Here we are using hourly sum of solar incoming radiation data. At night the sun does not shine - so we should expect zero readings and from sunrise it should start to increase till sunset. Note, this is for only one area in the centre of Germany but for our exploratory purposes it will at least give us some indication on sunny conditions. Data basis: Deutscher Wetterdienst More information is available in the Further Resources section.

    	
            

solar = pd.read_csv('/Users/jasonram/Downloads/DEsolar.csv')

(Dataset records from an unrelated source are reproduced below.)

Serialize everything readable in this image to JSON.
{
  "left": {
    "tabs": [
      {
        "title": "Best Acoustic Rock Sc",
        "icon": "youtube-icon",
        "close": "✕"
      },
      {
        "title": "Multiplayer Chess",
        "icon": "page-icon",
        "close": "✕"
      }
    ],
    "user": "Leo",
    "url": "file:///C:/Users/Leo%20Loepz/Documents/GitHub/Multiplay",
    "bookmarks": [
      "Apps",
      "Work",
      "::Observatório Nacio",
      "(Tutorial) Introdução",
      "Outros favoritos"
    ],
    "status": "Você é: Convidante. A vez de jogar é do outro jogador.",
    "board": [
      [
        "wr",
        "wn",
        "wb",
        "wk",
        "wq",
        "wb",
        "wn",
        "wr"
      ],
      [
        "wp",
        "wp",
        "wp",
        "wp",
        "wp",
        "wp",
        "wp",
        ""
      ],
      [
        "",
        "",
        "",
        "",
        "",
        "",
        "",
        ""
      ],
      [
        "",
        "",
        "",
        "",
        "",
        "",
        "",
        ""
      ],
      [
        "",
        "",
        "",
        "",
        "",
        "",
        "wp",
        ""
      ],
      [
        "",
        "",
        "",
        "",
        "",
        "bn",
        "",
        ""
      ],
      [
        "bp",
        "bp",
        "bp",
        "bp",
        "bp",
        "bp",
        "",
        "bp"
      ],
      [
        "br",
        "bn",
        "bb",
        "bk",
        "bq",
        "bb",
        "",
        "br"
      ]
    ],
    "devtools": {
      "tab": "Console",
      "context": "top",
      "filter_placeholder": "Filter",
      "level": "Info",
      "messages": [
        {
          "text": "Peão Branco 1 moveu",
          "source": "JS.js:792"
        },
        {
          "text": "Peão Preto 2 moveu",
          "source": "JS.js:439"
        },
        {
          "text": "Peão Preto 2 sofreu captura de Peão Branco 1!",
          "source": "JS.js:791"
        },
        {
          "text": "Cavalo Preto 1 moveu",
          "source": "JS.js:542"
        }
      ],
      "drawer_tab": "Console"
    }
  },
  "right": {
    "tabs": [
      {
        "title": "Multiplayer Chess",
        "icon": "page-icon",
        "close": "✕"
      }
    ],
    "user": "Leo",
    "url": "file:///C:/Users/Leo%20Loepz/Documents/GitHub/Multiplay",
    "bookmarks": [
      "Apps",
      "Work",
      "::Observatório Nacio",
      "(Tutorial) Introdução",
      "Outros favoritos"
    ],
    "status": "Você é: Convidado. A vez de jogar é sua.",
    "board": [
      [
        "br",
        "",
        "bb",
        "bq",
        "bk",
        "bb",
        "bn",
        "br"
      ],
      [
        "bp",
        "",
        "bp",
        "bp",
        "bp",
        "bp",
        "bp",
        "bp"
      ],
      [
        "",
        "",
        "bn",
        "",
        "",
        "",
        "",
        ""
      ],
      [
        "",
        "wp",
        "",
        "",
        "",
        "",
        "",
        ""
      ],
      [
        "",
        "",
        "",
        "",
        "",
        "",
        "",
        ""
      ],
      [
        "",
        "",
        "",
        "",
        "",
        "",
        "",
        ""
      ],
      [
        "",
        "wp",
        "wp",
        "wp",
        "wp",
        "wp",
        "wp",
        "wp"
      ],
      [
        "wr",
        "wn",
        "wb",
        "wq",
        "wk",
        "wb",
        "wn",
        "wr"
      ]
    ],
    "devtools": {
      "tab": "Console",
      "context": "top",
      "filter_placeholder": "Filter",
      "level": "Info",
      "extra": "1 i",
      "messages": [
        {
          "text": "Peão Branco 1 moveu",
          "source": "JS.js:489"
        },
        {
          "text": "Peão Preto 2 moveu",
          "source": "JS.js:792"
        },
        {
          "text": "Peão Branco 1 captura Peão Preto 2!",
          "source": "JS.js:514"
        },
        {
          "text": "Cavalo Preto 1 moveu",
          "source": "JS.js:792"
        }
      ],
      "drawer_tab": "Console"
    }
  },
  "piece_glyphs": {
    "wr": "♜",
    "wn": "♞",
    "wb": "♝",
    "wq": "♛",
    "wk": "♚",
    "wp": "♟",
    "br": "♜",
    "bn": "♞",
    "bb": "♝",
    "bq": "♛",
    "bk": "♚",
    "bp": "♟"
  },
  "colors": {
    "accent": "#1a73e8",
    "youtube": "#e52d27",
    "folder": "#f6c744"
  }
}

solar.set_index('Date', inplace=True)

solar.index = pd.to_datetime(solar.index)

solar

                  FG_LBERG     
Date  
2016-01-14 00:00:00 0
2016-01-14 01:00:00 0
2016-01-14 02:00:00 0
2016-01-14 03:00:00 0
2016-01-14 04:00:00 0
... ...
2020-09-30 20:00:00 0
2020-09-30 21:00:00 0
2020-09-30 22:00:00 0
2020-09-30 23:00:00 0
2020-10-01 00:00:00 0
    	
            

wind = wind.join(solar, how='inner', on='Date')

wind.head()

        10020 10046 10055 10091 10113 10147 10162 10200 10224 10264 ... 10929 10946 10948 10961 10962 TotWin MeanTot Output MwH AirTemp FG_LBERG
Date                                          
2016-01-14 00:00:00 5.1 3.1 4.1 4.1 5.1 4.1 4.1 4.1 5.1 3.1 ... 3.1 2.1 2.1 13.9 7.2 194.9 7.955102 9561.25 2.9 0
2016-01-14 01:00:00 4.1 3.1 3.1 5.1 4.1 5.1 4.1 5.1 5.1 3.1 ... 2.1 3.1 2.1 12.9 8.2 189.0 7.560000 9201.25 2.8 0
2016-01-14 02:00:00 5.1 3.1 3.1 4.1 4.1 5.1 4.1 3.1 4.1 3.1 ... 2.1 3.1 3.1 12.9 8.2 184.8 7.542857 8975.25 2.6 0
2016-01-14 03:00:00 5.1 3.1 3.1 5.1 4.1 5.1 3.1 5.1 4.1 3.1 ... 1.0 3.1 2.1 14.9 6.2 171.5 7.000000 8285.75 2.1 0
2016-01-14 04:00:00 1.0 3.1 5.1 3.1 4.1 4.1 4.1 4.1 3.1 3.1 ... 1.0 3.1 1.0 10.8 4.1 156.0 6.500000 8373.25 1.6 0

5 rows × 56 columns

 

Getting Prices Data (our Labels)

Thus far we have been building our feature matrix (our wind, temperature and solar features) and now we wish to build our label dataset - in our case we wish to look at hourly EPEX Spot energy prices. All price data on Refinitiv Platforms is in GMT - whereas all the ther data is in local (CET) - therefore we need to shift our price data forward by 1hr to align it correctly. The source is our Point Connect repository - again have included this file in the github repo so you can replicate.

    	
            

pri = pd.read_csv('/Users/jasonram/Downloads/DEUprices1.csv')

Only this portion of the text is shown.